The president and U.S. Secretary of Agriculture are both big supporters of renewable fuels, Amosson said. President Barack Obama has stated, “I have established a goal to have 60 billion gallons of our fuel come from sustainable, affordable biofuels in 2022."
The reality right now is that nationwide 213 ethanol plants were in production or under construction in September 2007, with many more on the drawing table, he said.
Nine months later, some of the plants that were under construction have come into operation, but no new plants have started construction.
Bill Tierney, former Kansas State University grain marketing economist and former head of the U.S. Department of Agriculture wheat and feedgrains forecasting division in Washington, D.C., said the global “credit crisis” came at just the right time to stop the U.S. ethanol industry from seriously overbuilding capacity relative to the market share.
“In early August 2007, the industry was well on its way to overbuilding, much as the U.S. biodiesel industry already has,” Tierney said.
The credit crisis and declining ethanol margins dried up financing for 11 billion gallons of “probable” projects, he said.
“Ethanol production is and will continue to suffer from growing pains,” Amosson said.
Recent analysis shows that ethanol plants are losing money given the current prices of ethanol and distiller’s grains by-products, after taking into consideration the cost of the primary inputs natural gas and corn, Amosson said. However, he said, considering oil prices are expected to start going back up and “we may be falling below producing enough ethanol to meet the amount necessary to meet the renewable fuel standards, ethanol prices should rise.”
The energy bill signed into law in December 2007 requires 36 billion gallons of ethanol to be available for use by 2022, Amosson said. Twenty-one billion gallons is supposed to come from feedstocks other than corn.
The problem, he said, is that cellulosic ethanol production is not even expected to get off the ground until 2015 or after, and then it takes time to ramp up the industry.
“The renewable fuel standards will not hold up — it can’t,” Amosson said.
The renewable fuels standard mandate enacted under the Clear Air Act applies to blenders, but has never been enforced, he said. The Environmental Protection Agency is the enforcement arm.
According to the standards, 11.1 billion gallons of ethanol nationwide, or 10.21 percent of the national energy supply, must come from renewable fuel this year, Amosson said. The amount gradually steps up from there.
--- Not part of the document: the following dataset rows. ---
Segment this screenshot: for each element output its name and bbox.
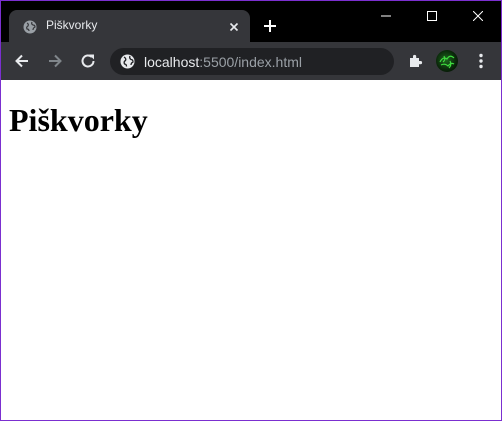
avatar[interactable] — [436, 50, 458, 72]
minimize-icon — [381, 15, 391, 17]
close-icon — [473, 11, 483, 21]
plus-icon[interactable] — [262, 18, 278, 34]
arrow-left-icon[interactable] — [12, 51, 32, 71]
browser-window: Piškvorky localhost:5500/index.html Pišk… — [0, 0, 502, 421]
title-bar: Piškvorky — [1, 1, 501, 42]
globe-icon — [23, 19, 37, 34]
tab-title: Piškvorky — [46, 18, 98, 32]
url-path: :5500/index.html — [199, 54, 302, 70]
maximize-icon — [427, 11, 437, 21]
close-icon[interactable] — [227, 19, 241, 33]
arrow-right-icon[interactable] — [45, 51, 65, 71]
browser-toolbar: localhost:5500/index.html — [1, 42, 501, 80]
url-host: localhost — [144, 54, 200, 70]
address-bar[interactable]: localhost:5500/index.html — [110, 48, 394, 75]
page-title: Piškvorky — [9, 102, 148, 138]
kebab-menu-icon[interactable] — [471, 51, 491, 71]
window-close-button[interactable] — [455, 1, 501, 31]
globe-icon[interactable] — [120, 54, 135, 69]
reload-icon[interactable] — [78, 51, 98, 71]
url-text: localhost:5500/index.html — [144, 54, 302, 70]
page-content: Piškvorky — [1, 80, 501, 420]
puzzle-icon[interactable] — [405, 51, 425, 71]
minimize-button[interactable] — [363, 1, 409, 31]
maximize-button[interactable] — [409, 1, 455, 31]
browser-tab[interactable]: Piškvorky — [9, 10, 250, 42]
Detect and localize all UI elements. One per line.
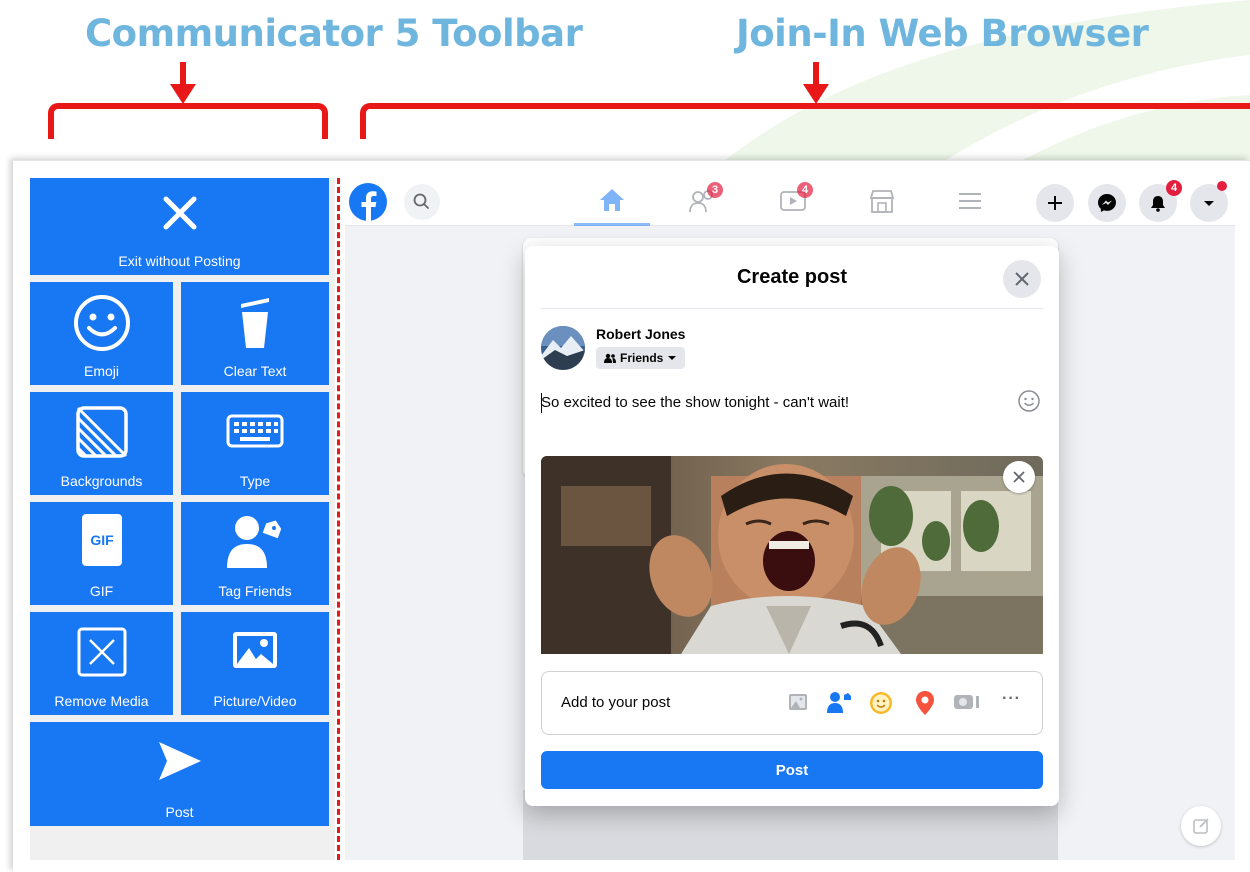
search-icon[interactable] bbox=[404, 184, 440, 220]
gif-button[interactable]: GIF GIF bbox=[30, 502, 173, 605]
emoji-button[interactable]: Emoji bbox=[30, 282, 173, 385]
toolbar-down-arrow bbox=[170, 62, 196, 104]
home-active-indicator bbox=[574, 223, 650, 226]
facebook-top-bar: 3 4 4 bbox=[345, 178, 1235, 226]
svg-text:GIF: GIF bbox=[90, 532, 114, 548]
create-post-dialog: Create post Robert Jones Friends So exci… bbox=[525, 246, 1059, 806]
gif-label: GIF bbox=[89, 583, 114, 599]
tag-friends-label: Tag Friends bbox=[218, 583, 292, 599]
toolbar-bracket bbox=[48, 103, 328, 139]
exit-without-posting-button[interactable]: Exit without Posting bbox=[30, 178, 329, 275]
clear-text-button[interactable]: Clear Text bbox=[181, 282, 329, 385]
facebook-logo-icon[interactable] bbox=[349, 183, 387, 221]
backgrounds-button[interactable]: Backgrounds bbox=[30, 392, 173, 495]
smiley-icon bbox=[73, 295, 130, 351]
caret-down-icon bbox=[668, 356, 677, 360]
gif-icon: GIF bbox=[81, 514, 122, 566]
trash-icon bbox=[241, 298, 269, 348]
feeling-icon[interactable] bbox=[868, 690, 894, 716]
bell-icon bbox=[1151, 196, 1165, 212]
browser-down-arrow bbox=[803, 62, 829, 104]
dialog-close-button[interactable] bbox=[1003, 260, 1041, 298]
tag-person-icon bbox=[227, 516, 282, 568]
audience-label: Friends bbox=[620, 351, 664, 365]
marketplace-icon[interactable] bbox=[867, 186, 897, 216]
live-video-icon[interactable] bbox=[953, 690, 983, 714]
location-pin-icon[interactable] bbox=[914, 690, 936, 716]
picture-video-label: Picture/Video bbox=[213, 693, 297, 709]
more-options-icon[interactable]: ··· bbox=[1002, 690, 1021, 708]
plus-icon bbox=[1048, 196, 1062, 210]
add-to-post-bar: Add to your post ··· bbox=[541, 671, 1043, 735]
type-button[interactable]: Type bbox=[181, 392, 329, 495]
new-message-button[interactable] bbox=[1181, 806, 1221, 846]
post-toolbar-button[interactable]: Post bbox=[30, 722, 329, 826]
remove-media-button[interactable]: Remove Media bbox=[30, 612, 173, 715]
post-text-input[interactable]: So excited to see the show tonight - can… bbox=[541, 394, 849, 411]
keyboard-icon bbox=[226, 414, 284, 448]
picture-icon bbox=[233, 632, 277, 668]
remove-media-close-button[interactable] bbox=[1003, 461, 1035, 493]
tag-friends-button[interactable]: Tag Friends bbox=[181, 502, 329, 605]
create-plus-button[interactable] bbox=[1036, 184, 1074, 222]
communicator-toolbar: Exit without Posting Emoji Clear Text Ba… bbox=[30, 178, 335, 860]
post-toolbar-label: Post bbox=[165, 804, 194, 820]
browser-heading: Join-In Web Browser bbox=[736, 12, 1149, 55]
edit-icon bbox=[1193, 818, 1209, 834]
exit-without-posting-label: Exit without Posting bbox=[118, 253, 241, 269]
account-alert-dot bbox=[1217, 181, 1227, 191]
messenger-button[interactable] bbox=[1088, 184, 1126, 222]
caret-down-icon bbox=[1204, 201, 1214, 206]
background-icon bbox=[75, 406, 128, 458]
dialog-title: Create post bbox=[736, 266, 848, 288]
add-to-post-label: Add to your post bbox=[561, 694, 671, 711]
screenshot-root: Communicator 5 Toolbar Join-In Web Brows… bbox=[0, 0, 1250, 872]
home-icon[interactable] bbox=[598, 186, 626, 214]
toolbar-heading: Communicator 5 Toolbar bbox=[85, 12, 583, 55]
picture-video-button[interactable]: Picture/Video bbox=[181, 612, 329, 715]
divider-dashed-line bbox=[337, 178, 340, 860]
send-icon bbox=[158, 742, 201, 780]
post-button[interactable]: Post bbox=[541, 751, 1043, 789]
remove-media-icon bbox=[77, 627, 126, 677]
friends-badge: 3 bbox=[707, 182, 723, 198]
user-name: Robert Jones bbox=[596, 326, 686, 342]
backgrounds-label: Backgrounds bbox=[60, 473, 143, 489]
close-icon bbox=[1013, 471, 1025, 483]
browser-bracket bbox=[360, 103, 1250, 139]
tag-people-icon[interactable] bbox=[826, 690, 852, 714]
type-label: Type bbox=[239, 473, 271, 489]
photo-video-icon[interactable] bbox=[786, 690, 810, 714]
remove-media-label: Remove Media bbox=[54, 693, 149, 709]
menu-icon[interactable] bbox=[955, 186, 985, 216]
join-in-browser: 3 4 4 Create post Robert Jones Friends S… bbox=[345, 178, 1235, 860]
notifications-badge: 4 bbox=[1166, 180, 1182, 196]
close-icon bbox=[163, 196, 196, 230]
avatar bbox=[541, 326, 585, 370]
emoji-label: Emoji bbox=[83, 363, 119, 379]
audience-selector[interactable]: Friends bbox=[596, 347, 686, 369]
clear-text-label: Clear Text bbox=[223, 363, 287, 379]
close-icon bbox=[1015, 272, 1029, 286]
dialog-separator bbox=[541, 308, 1043, 309]
messenger-icon bbox=[1098, 194, 1116, 212]
attached-gif-media bbox=[541, 456, 1043, 654]
friends-icon bbox=[604, 353, 616, 363]
watch-badge: 4 bbox=[797, 182, 813, 198]
emoji-picker-icon[interactable] bbox=[1016, 388, 1042, 414]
Penalties for blenders not meeting the mandates include having to return any profit from non-renewable fuels and a fine of $25,000 per day, he said, so that may be enough incentive to keep them moving in that direction.
One bushel of corn will produce 2.8 gallons of ethanol and 17 pounds of dried distiller’s grains, Amosson said.
“I thought distiller’s grain prices would go down, but last year Europe had a disaster in their wheat,” he said. “While they wouldn’t import any of our GMO (genetically modified) corn, they still used our distiller’s grains for feed and that is why we didn’t see the decrease.”
Amosson said distiller’s grain prices could be expected to start falling, making them more attractive for livestock rations and that should increase their usage.
At the same time, the limit on corn-based ethanol and the growth in yields will eventually cap corn prices, he said.